Washington continued to adhere to the one China principle, moving for recognition from Taipei to Beijing. The relationship with Taiwan remained very close for informal: there is no longer a real US embassy in Taipei nor the Taiwanese equivalent in Washington. With regard to China, for half a century, American presidents have been content to defend an ambiguous and therefore precarious status quo. In exchange for the recognition of the People’s Republic, the United States has always asked – and in the past has obtained – that Beijing undertake not to reunify with Taiwan by using force. The US administrations themselves hinted that they would defend Taipei from aggression; even without renewing a formal treaty.
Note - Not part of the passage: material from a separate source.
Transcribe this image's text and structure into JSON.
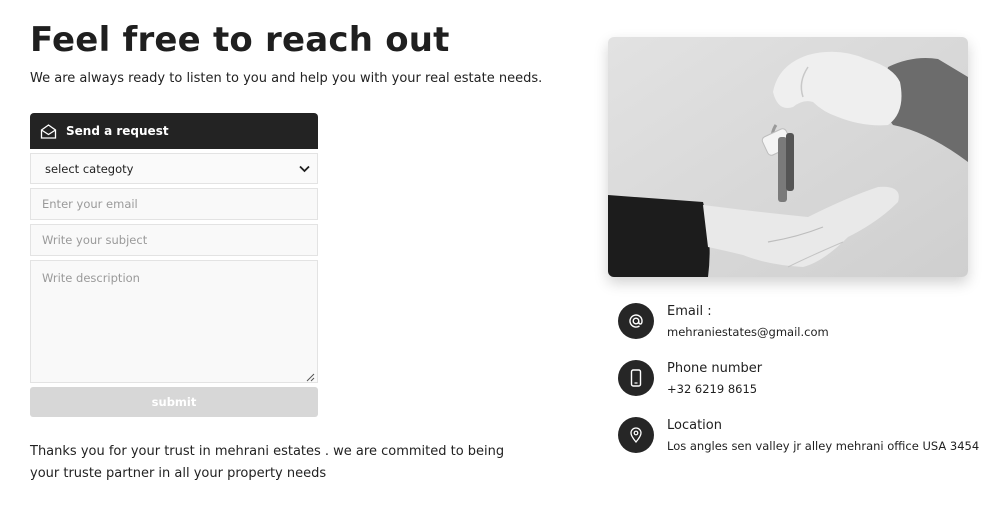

Today there is nothing as binding as NATO’s article 5 which requires intervention in defense of an ally under attack. The United States has helped Taiwan fend for itself, with tens of billions of arms sales. America accepts the principle that there is only one China, but does everything it can to make sure there are two in reality.
An unstable balance
This unstable equilibrium is now compromised. In the days of Mao, and also of Deng Xiaoping, the Chinese armed forces were gigantic but backward; US arms sales gave Taiwan a technological superiority that was enough to compensate for the numerical inferiority. In some cases the conflict was touched upon, but only the ships of the US Seventh Fleet appeared in the Strait, and the deterrent effect on the Chinese was effective. All this a thing of the past. China’s astonishing advance in armaments brings it closer to par with the United States. In terms of number of ships, the Chinese fleet has already exceeded the size of the American one. If you add the geographical advantage, the ease of crossing the Strait, the military confrontation is much more favorable to the Chinese. The most optimistic scenarios in Washington point to Taiwan’s ability to resist the invader a few weeks, giving time for US reinforcements to arrive. But military doctrine views this as an almost desperate undertaking. In wargames, the simulations of the various conflict scenarios carried out at the Pentagon, a US-China clash over Taiwan is almost always won by the Chinese.